Significantly, and perhaps surprisingly given his location in Coombsville, an appellation known for the production of cabernet sauvignon, Ancien is a Burgundy house, which is to say they specialize exclusively in the production of pinot noir, chardonnay and a little pinot gris. His wines are a reflection of his sensibilities and priorities. Making wines that exhibit balance and an expression of the place where they are grown are goals that he strives to achieve with each bottling.

As we sat in the Ancien Barrel Room tasting Ancien Haynes vineyard wines from the 2007 through 2013 vintages, Bernards told me how he came to be a passionate pinot patriarch. Raised in McMinnville, Oregon, now the heart of the Willamette Valley’s pinot-centric wine country, Bernards came to the Napa Valley in the mid-1980s after studying chemistry at Oregon State. His first job was at Domaine Chandon, the sparkling wine house outside of Yountville that specialized in the production of pinot noir and chardonnay. But it was a visit to Burgundy that sparked the fire that burns today. In 1992, he made his five barrels of pinot noir with fruit sourced from Carneros. He has been on a quest ever since to produce perfection.

Unrestricted by source

Not one to be bound by convention, Bernards has decided that there is a big world out there with some great vineyards. Rather than restricting himself to the vineyards he can see, as some winemakers do, his quest has been to make wines in his Coombsville facility from some of the best grapes he can source, no matter where they come from.

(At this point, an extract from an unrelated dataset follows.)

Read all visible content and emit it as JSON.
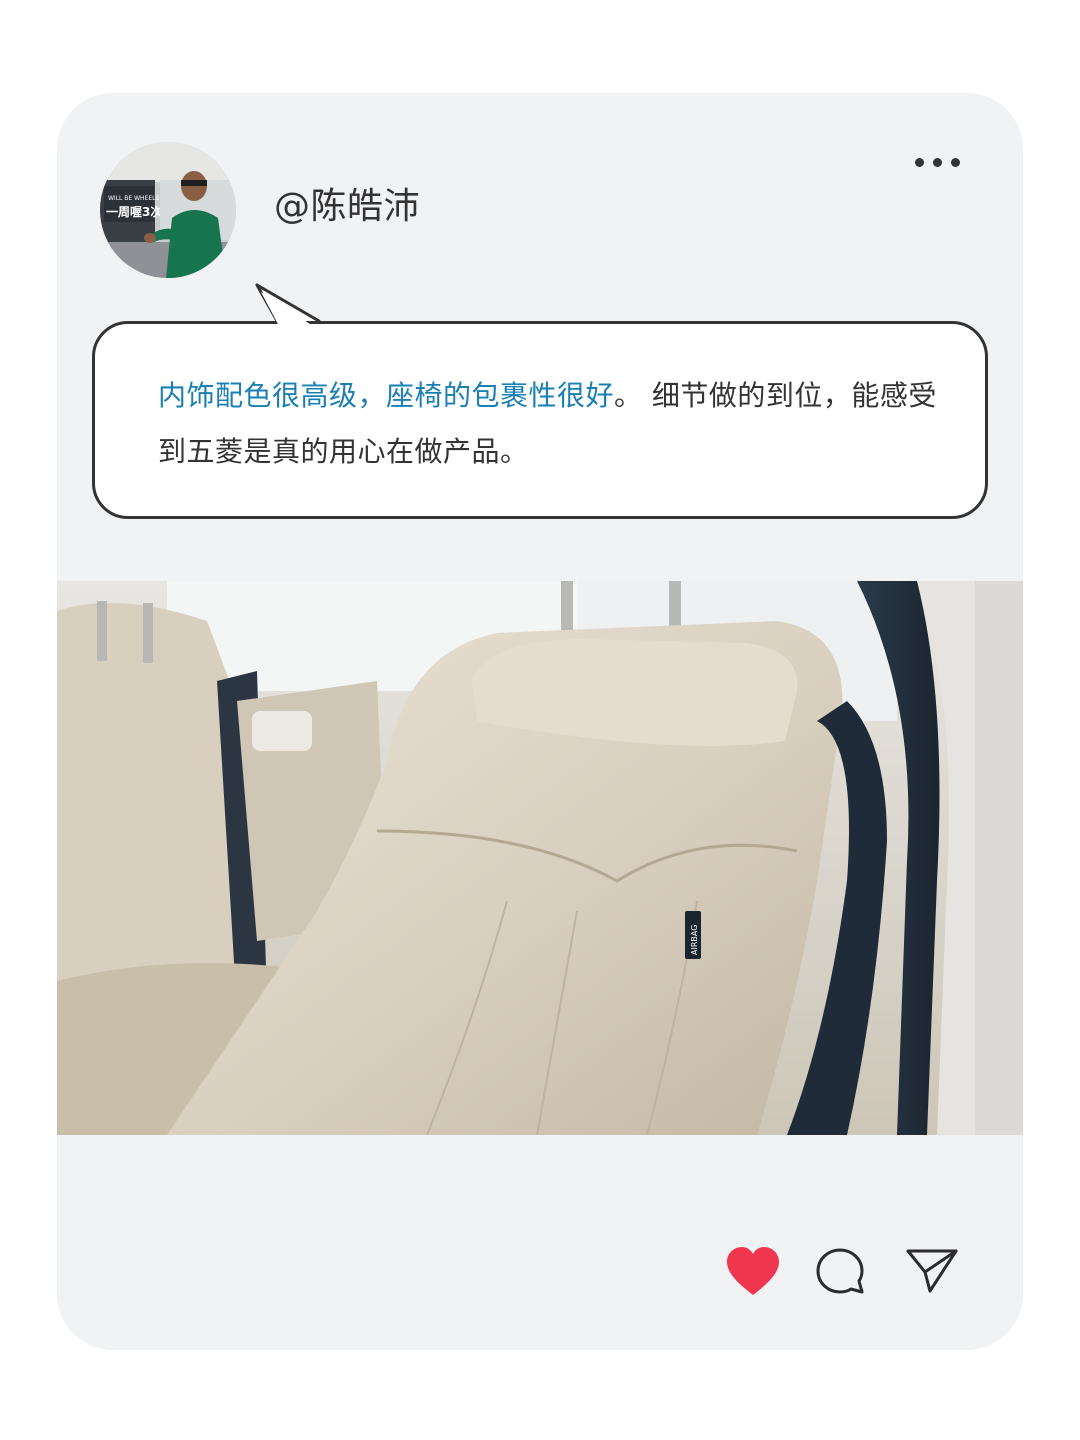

Today, he has contracts for grapes from two of the West Coast’s top pinot producing sites, Kathy Joseph’s Fiddlestix Vineyard in the Ste. Rita Hills appellation of the Santa Barbara Coast, and the much-loved Shea Vineyard in the Willamette Valley, just a dozen or so miles from where he was raised.

This is in keeping for a man who is the first, and likely the only, winemaker to produce true Burgundy, as in made from grapes grown in Burgundy, in California. In a whimsical moment just before the turn of the century, Bernards thought “Why not?”

“I had met a guy in Aspen at the Food & Wine Classic,” he said, “and he was buying some land in Morey-St. Denis. The conversation turned to how neither of us had ever heard of anyone purchasing grapes and shipping them to California and vinifying them here.”

Well, yeah — because it is a crazy idea. But not to Bernards, who made the idea a reality.

“We bought a couple of tons of grapes, put them in boxes with dry ice, drove them to Lyon, shrink-wrapped the packages in a product that would keep them cold but not frozen, and sent them to San Francisco.” Bernards chuckles as he once again, perhaps for the thousandth time, tells the story to a disbeliever.

Only 45 cases of the wine, which he dubbed, appropriately, “Par Avion,” were produced and, according to Bernards, what remains is unique in all the wine world. A testament to a pinotphile who has, in his own words, “an imaginative, if warped mind.”